Besides, there is scarcity of evidence in the records showing that ANECO put up the precautionary
sign: "WARNING-HIGH VOLTAGE-KEEP OUT" at or near the house of Miguel Balen as
required by the Philippine Electrical Code for installation of wires over 600 volts.

One of the tests for determining the existence of proximate cause is the foreseeability test, viz.:

“Where the particular harm was reasonably foreseeable at the time of the defendant’s misconduct,
his act or omission is the legal cause thereof. Foreseeability is the fundamental test of the law of
negligence. To be negligent, the defendant must have acted or failed to act in such a way that an
ordinary reasonable man would have realized that certain interests of certain persons were
unreasonably subjected to a general but definite class of risk which made the actor’s conduct
negligent, it is obviously the consequence for the actor must be held legally responsible. Otherwise,
the legal duty is entirely defeated. Accordingly, the generalization may be formulated that all
particular consequences, that is, consequences which occur in a manner which was reasonably
foreseeable by the defendant at the time of his misconduct are legally caused by his breach of duty”

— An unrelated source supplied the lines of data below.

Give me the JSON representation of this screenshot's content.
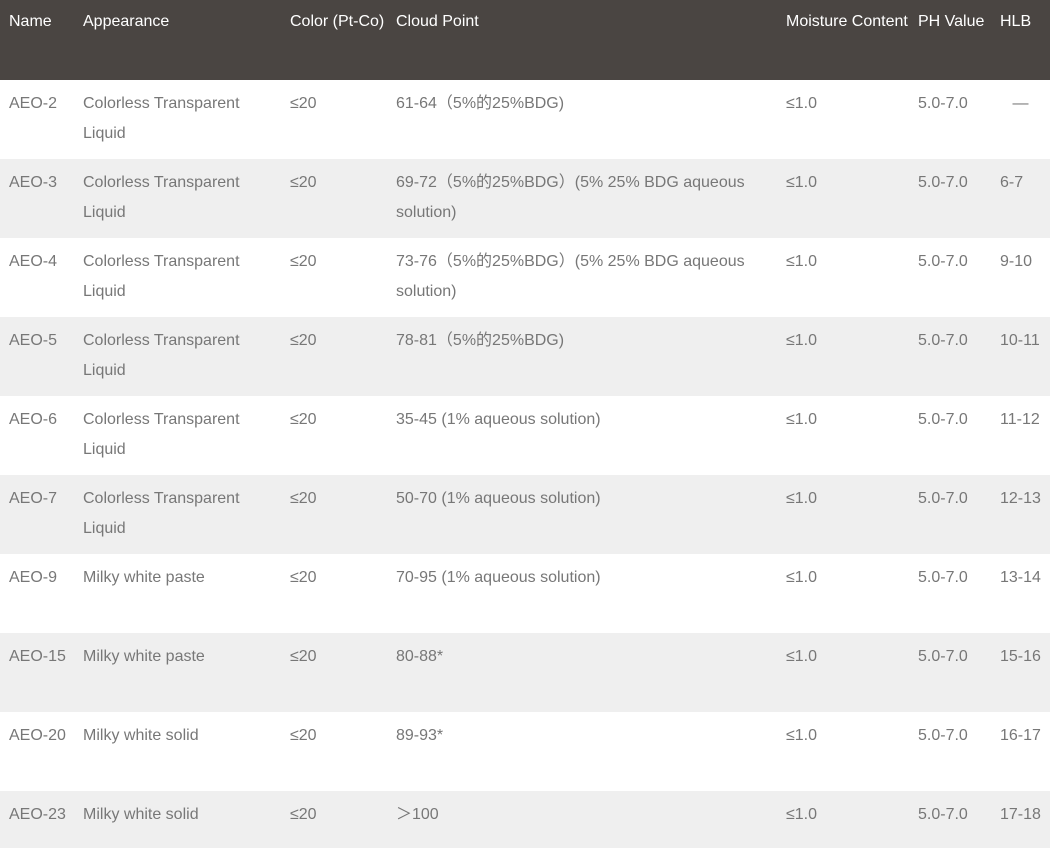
{
  "headers": {
    "name": "Name",
    "appearance": "Appearance",
    "color": "Color (Pt-Co)",
    "cloud_point": "Cloud Point",
    "moisture": "Moisture Content",
    "ph": "PH Value",
    "hlb": "HLB"
  },
  "rows": [
    {
      "name": "AEO-2",
      "appearance": "Colorless Transparent Liquid",
      "color": "≤20",
      "cloud_point": "61-64（5%的25%BDG)",
      "moisture": "≤1.0",
      "ph": "5.0-7.0",
      "hlb": "—"
    },
    {
      "name": "AEO-3",
      "appearance": "Colorless Transparent Liquid",
      "color": "≤20",
      "cloud_point": "69-72（5%的25%BDG）(5% 25% BDG aqueous solution)",
      "moisture": "≤1.0",
      "ph": "5.0-7.0",
      "hlb": "6-7"
    },
    {
      "name": "AEO-4",
      "appearance": "Colorless Transparent Liquid",
      "color": "≤20",
      "cloud_point": "73-76（5%的25%BDG）(5% 25% BDG aqueous solution)",
      "moisture": "≤1.0",
      "ph": "5.0-7.0",
      "hlb": "9-10"
    },
    {
      "name": "AEO-5",
      "appearance": "Colorless Transparent Liquid",
      "color": "≤20",
      "cloud_point": "78-81（5%的25%BDG)",
      "moisture": "≤1.0",
      "ph": "5.0-7.0",
      "hlb": "10-11"
    },
    {
      "name": "AEO-6",
      "appearance": "Colorless Transparent Liquid",
      "color": "≤20",
      "cloud_point": "35-45 (1% aqueous solution)",
      "moisture": "≤1.0",
      "ph": "5.0-7.0",
      "hlb": "11-12"
    },
    {
      "name": "AEO-7",
      "appearance": "Colorless Transparent Liquid",
      "color": "≤20",
      "cloud_point": "50-70 (1% aqueous solution)",
      "moisture": "≤1.0",
      "ph": "5.0-7.0",
      "hlb": "12-13"
    },
    {
      "name": "AEO-9",
      "appearance": "Milky white paste",
      "color": "≤20",
      "cloud_point": "70-95 (1% aqueous solution)",
      "moisture": "≤1.0",
      "ph": "5.0-7.0",
      "hlb": "13-14"
    },
    {
      "name": "AEO-15",
      "appearance": "Milky white  paste",
      "color": "≤20",
      "cloud_point": "80-88*",
      "moisture": "≤1.0",
      "ph": "5.0-7.0",
      "hlb": "15-16"
    },
    {
      "name": "AEO-20",
      "appearance": "Milky white solid",
      "color": "≤20",
      "cloud_point": "89-93*",
      "moisture": "≤1.0",
      "ph": "5.0-7.0",
      "hlb": "16-17"
    },
    {
      "name": "AEO-23",
      "appearance": "Milky white  solid",
      "color": "≤20",
      "cloud_point": "＞100",
      "moisture": "≤1.0",
      "ph": "5.0-7.0",
      "hlb": "17-18"
    }
  ]
}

Thus applying aforecited test, ANECO should have reasonably foreseen that, even if it complied
with the clearance requirements under the Philippine Electrical Code in installing the subject high
tension wires above Miguel Balen’s house, still a potential risk existed that people would get
electrocuted, considering that the wires were not insulated.

Indeed, both the trial and the appellate courts’ findings, which are amply substantiated by the
evidence on record, clearly point to ANECO’s negligence as the proximate cause of the damages
suffered by respondents Balen and Lariosa. No adequate reason has been given to overturn this
factual conclusion. In fine, the CA committed no reversible error in sustaining the RTC.

Jagolino (3LM2)
WHEREFORE, the petition is DENIED. The assailed Decision and Resolution of the Court of
Appeals in CA-G.R. CV No. 66153 are AFFIRMED. Costs against petitioner.